An alumnus of American University Washington College of Law, Norman Kinel serves as a partner with Squire Patton Boggs and is the National Chair of its Creditors’ Committee Practice. Over the years, Norman Kinel has represented creditors in numerous significant bankruptcies and restructuring cases, and he has led Squire Patton Boggs teams that have won industry honors from organizations such as ACG New York and the Global M&A Network.
In June of 2018, the Global M&A Network recognized Squire Patton Boggs at its 10th annual Turnaround Atlas Awards gala in New York City in the category of “Chapter 11 Restructuring of the Year ($500 million to over $1 billion).” The award recognized a Squire Patton Boggs team led by Mr. Kinel for its work representing the Official Committee of Unsecured Creditors in the Optima Specialty Steel restructuring case, securing a 100 percent recovery on claims for its clients.
Along with Mr.

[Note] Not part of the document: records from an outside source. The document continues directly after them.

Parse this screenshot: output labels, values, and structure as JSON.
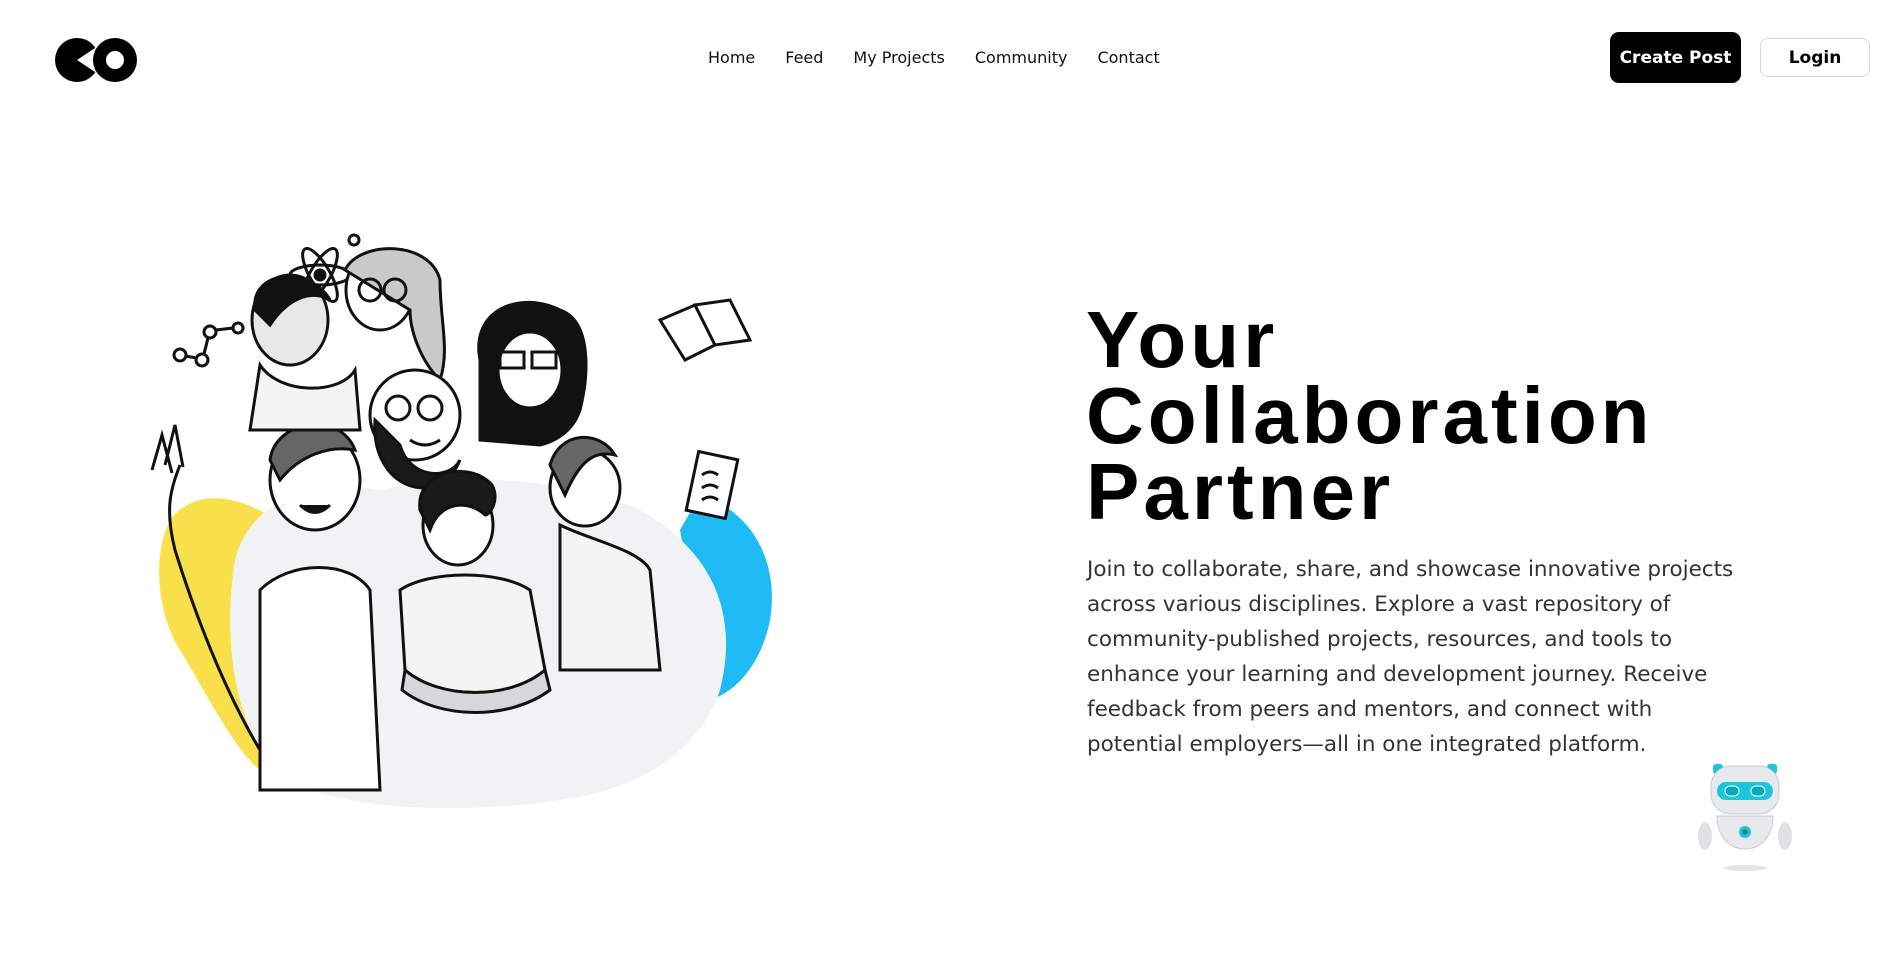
{
  "header": {
    "logo_alt": "CO",
    "nav": [
      {
        "label": "Home"
      },
      {
        "label": "Feed"
      },
      {
        "label": "My Projects"
      },
      {
        "label": "Community"
      },
      {
        "label": "Contact"
      }
    ],
    "create_post_label": "Create Post",
    "login_label": "Login"
  },
  "hero": {
    "title_lines": [
      "Your",
      "Collaboration",
      "Partner"
    ],
    "description": "Join to collaborate, share, and showcase innovative projects across various disciplines. Explore a vast repository of community-published projects, resources, and tools to enhance your learning and development journey. Receive feedback from peers and mentors, and connect with potential employers—all in one integrated platform."
  },
  "colors": {
    "primary_button": "#000000",
    "accent_yellow": "#F9DF4A",
    "accent_blue": "#1EBBF5",
    "robot_accent": "#1BC6DB"
  },
  "icons": [
    "logo-icon",
    "atom-icon",
    "molecule-icon",
    "book-icon",
    "document-icon",
    "robot-assistant-icon"
  ]
}
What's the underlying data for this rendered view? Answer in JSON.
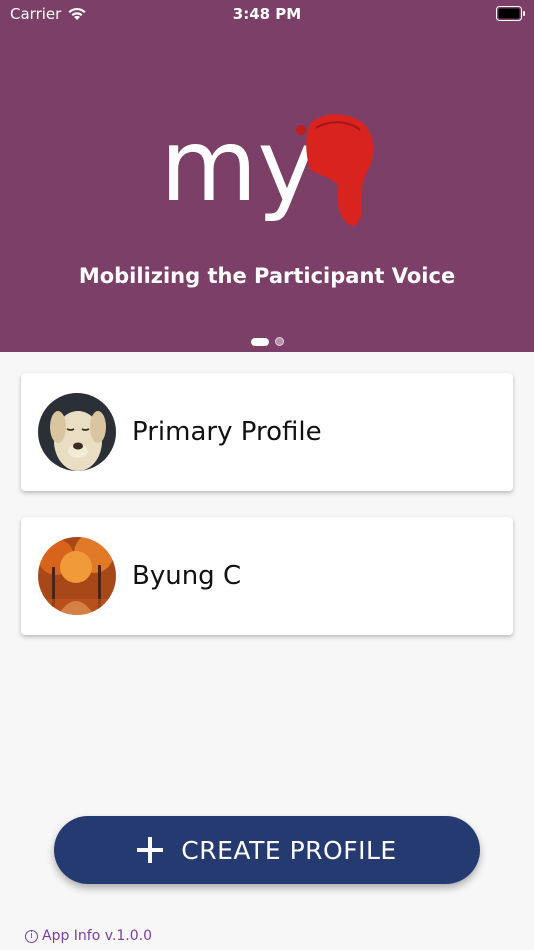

Kinel, the team was co-led by Squire Patton Boggs’ global chair of the Restructuring & Insolvency Practice, Stephen Lerner, as well as Nava Hazan, a partner with the firm. Teams led by Mr. Kinel have previously won Turnaround Atlas Awards for their work on the Midstates Petroleum and Constellation Enterprises cases.
An accomplished bankruptcy litigator at Squire Patton Boggs, Norman Kinel focuses on bankruptcy law and has represented creditors, debtors, equity holders and official committees in numerous of complex cases. Norman Kinel maintains registration in the U.S. Bankruptcy Courts for the District of Delaware and the Southern District of New York as a mediator. He has extensive experience in using debtor-in-possession (DIP) financing in bankruptcy cases. This financing, usually a fully funded term loan, helps companies in Chapter 11 bankruptcy obtain the funding necessary to execute a turnaround or sell the organization outright.
With DIP financing, the assets provided as collateral must sufficiently cover the amount of the business bankruptcy loan. Companies must first locate a lender willing to finance the turnaround and then seek approval from a bankruptcy court. Usually the DIP financing terms demand a market or premium interest rate and lender protections. Creditors can object to a loan that does not provide adequate protection, and the court has the ultimate decision of whether or not a loan gets approved.
In the event that a company filing Chapter 11 bankruptcy already has secured loans, the existing lender will need to consent to the new loan and the court will need to be convinced that the existing lender is adequately protected under the terms of the new loan.